To that end, what are some steps that data teams can take to achieve highly reliable data?
At a high level, I’ve seen a few different approaches, all of which can be combined. One of them is as simple as just having a schema and expectations about the type of data that will go into a table or into a report. For example, in the Databricks platform, the main storage format that we use is something called Delta Lake, which is basically a more feature-rich version of Apache Parquet with versioning and transactions on your tables. And we can enforce the schema of what kind of data goes into a table.
Another data quality approach I’ve seen is running jobs that inspect the data once it’s produced and raise alerts. You ideally want an interface where it’s very easy to generate custom checks and where you can centrally see what’s happening, like a single pane of glass view of your data health.
The final thing I’d note relates to how you design your data pipelines. Basically the fewer data copy, ETL, and transport steps you have, the more likely your system is to be reliable because there are just fewer things that can go wrong. For example, you can take a Delta Lake table and treat it as a stream and have jobs that are listed to the changes so you don’t need to replicate the changes into a message bus. You can also query these tables directly with a business intelligence tool like Tableau so you don’t have to copy the data into some other system for visualization and reporting.
Data reliability is a very fast-evolving space, and I know Monte Carlo is doing a lot of interesting things here.
When you co-founded Databricks, the cloud was fairly nascent. Now, many of the best data companies are building for the cloud. What’s led to this rise of the modern cloud-based data stack?
I think it’s a matter of both timing and ease of adoption. For most enterprises, the cloud makes it much easier to adopt technologies at scale. With the cloud, you can buy, install, and run a highly reliable data stack yourself without expensive setup and management costs.
Management is one of the hardest parts of maintaining a data pipeline, but with cloud data warehouses and data lakes, it comes built in. So with a cloud service, you’re buying more value than just a bunch of bits on a CD-ROM that you have to install on your servers. The quality of management you have directly impacts how likely you are to build critical applications on it. If you’ve got something that’s going down for maintenance every weekend and it has to be down for a week to upgrade, you’re less likely to want to use it.
On the other hand, if you’ve got something that a cloud vendor is managing, something that has super high availability, then you can actually build these more critical applications.

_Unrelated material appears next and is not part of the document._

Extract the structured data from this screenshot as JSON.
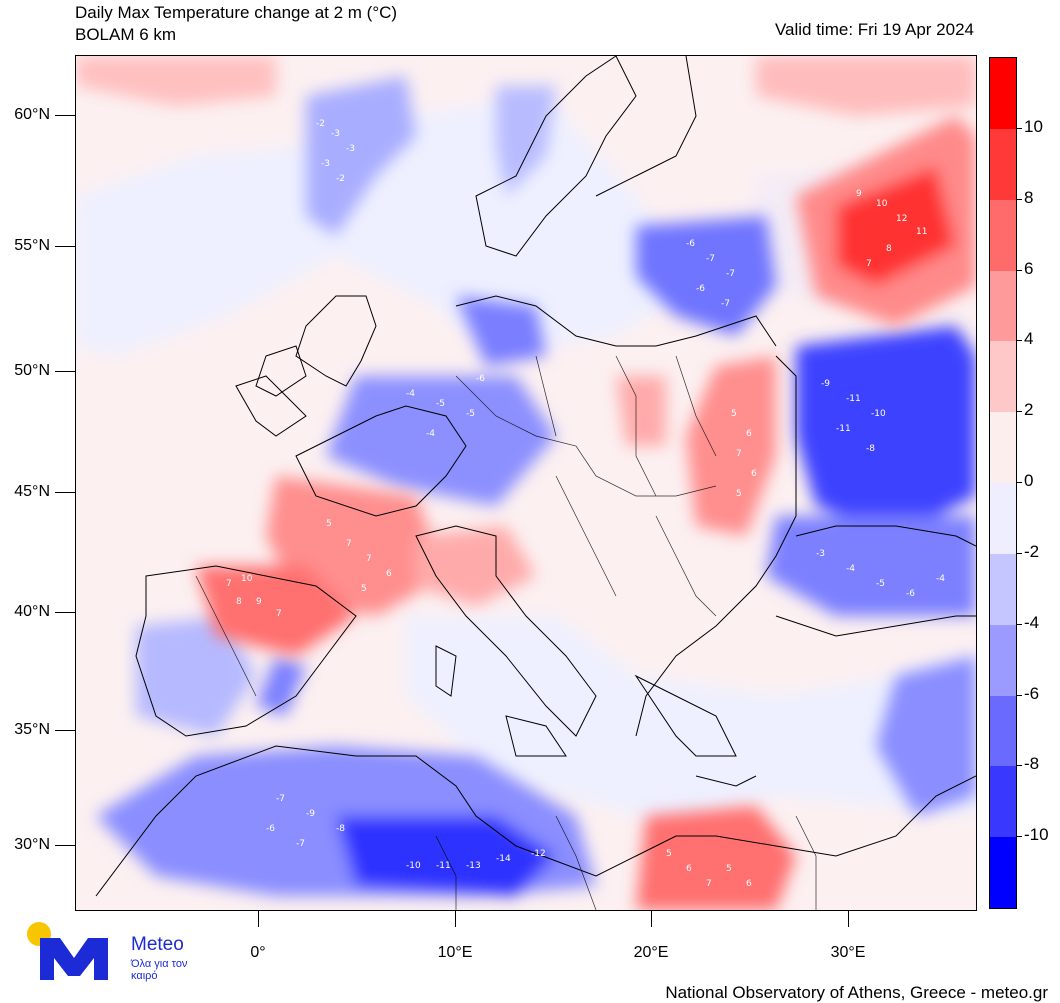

Finally, on the cloud, it is also much faster for vendors to release updates to customers and get immediate feedback on them.
It means the cloud vendor has to be very good at updating something live without breaking workloads, but for the user, it basically means you’re getting better software faster: imagine that you could access software today that you would only have gotten one or two years into the future from an on-premise vendor.
These are the big factors that have made cloud products succeed in the marketplace.